Saat itu tahun 1940-an, Royal Enfield Flying Flea merupakan motor ringan bermesin 125cc. Pasukan penerjun Inggris kala itu butuh kendaraan yang bisa digunakan usai terjun mendekati wilayah musuh dan motor ini juga diterjunkan bersama-sama.

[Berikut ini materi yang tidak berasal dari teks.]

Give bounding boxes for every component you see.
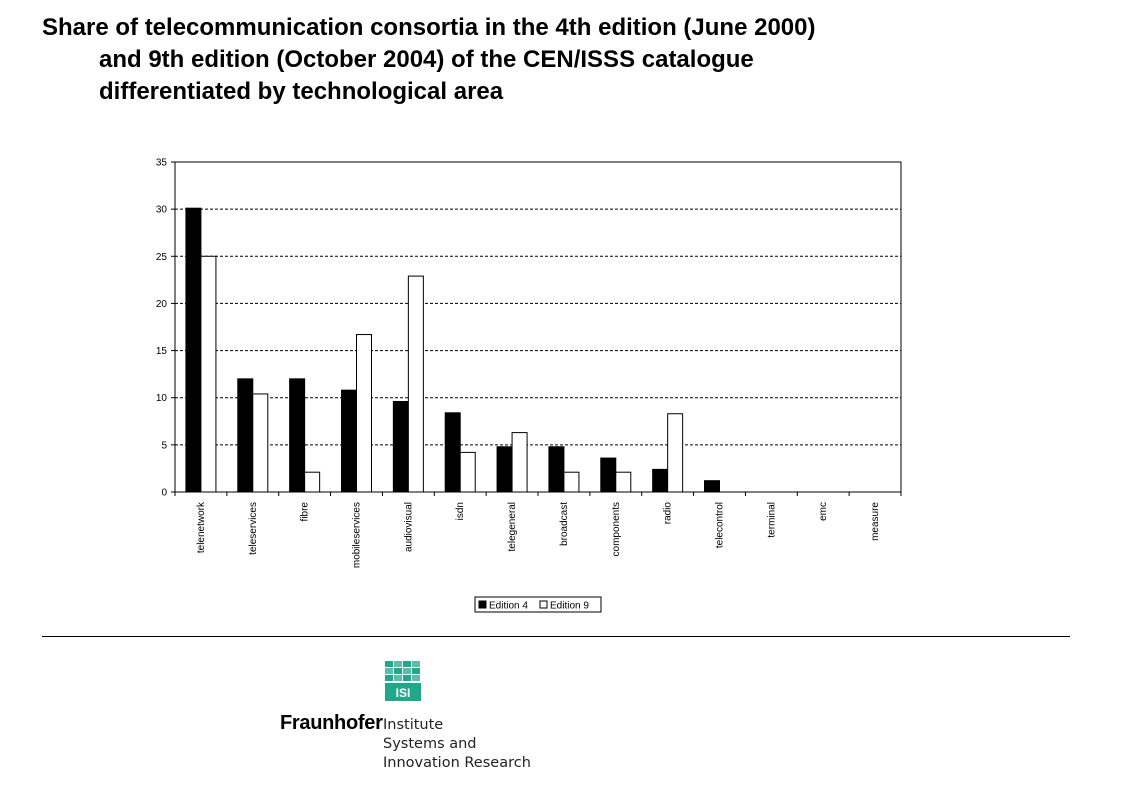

Sebelumnya mereka sempat mencoba sepeda namun tak berjalan baik, lalu mereka menggunakan motor ringan ini. Begitu ringannya, seorang prajurit bisa menggendong motor ini dan motor punya kemampuan melaju lebih dari 50 km/jam.

Keberhasilan inilah yang membuat Royal Enfield menghadirkan edisi Pegasus dari Classic 500. Pegasus sendiri merupakan logo resmi resimen penerjun Inggris, dengan logo kuda berwarna biru dalam lingkaran merah maroon.


Maka tampilan motor ini menggambarkan Flying Flea kala itu, dengan laburan warna cokelat atau hijau gelap, serta garis kuning untuk menandakan titik berat motor saat dimasukkan kedalam pesawat. Logo Pegasus tergambar ditangki berikut nomor seri motor.

Agar semakin mengesankan motor perang, sepasang tas berbahan kain terpasang diburitan motor. Merek motor Inggris yang kini dirakit di India tersebut hanya memproduksi sebanyak 1.000 unit edisi Pegasus. Motor ini bisa dipesan mulai Juli mendatang, dengan banderol Rp94 jutaan.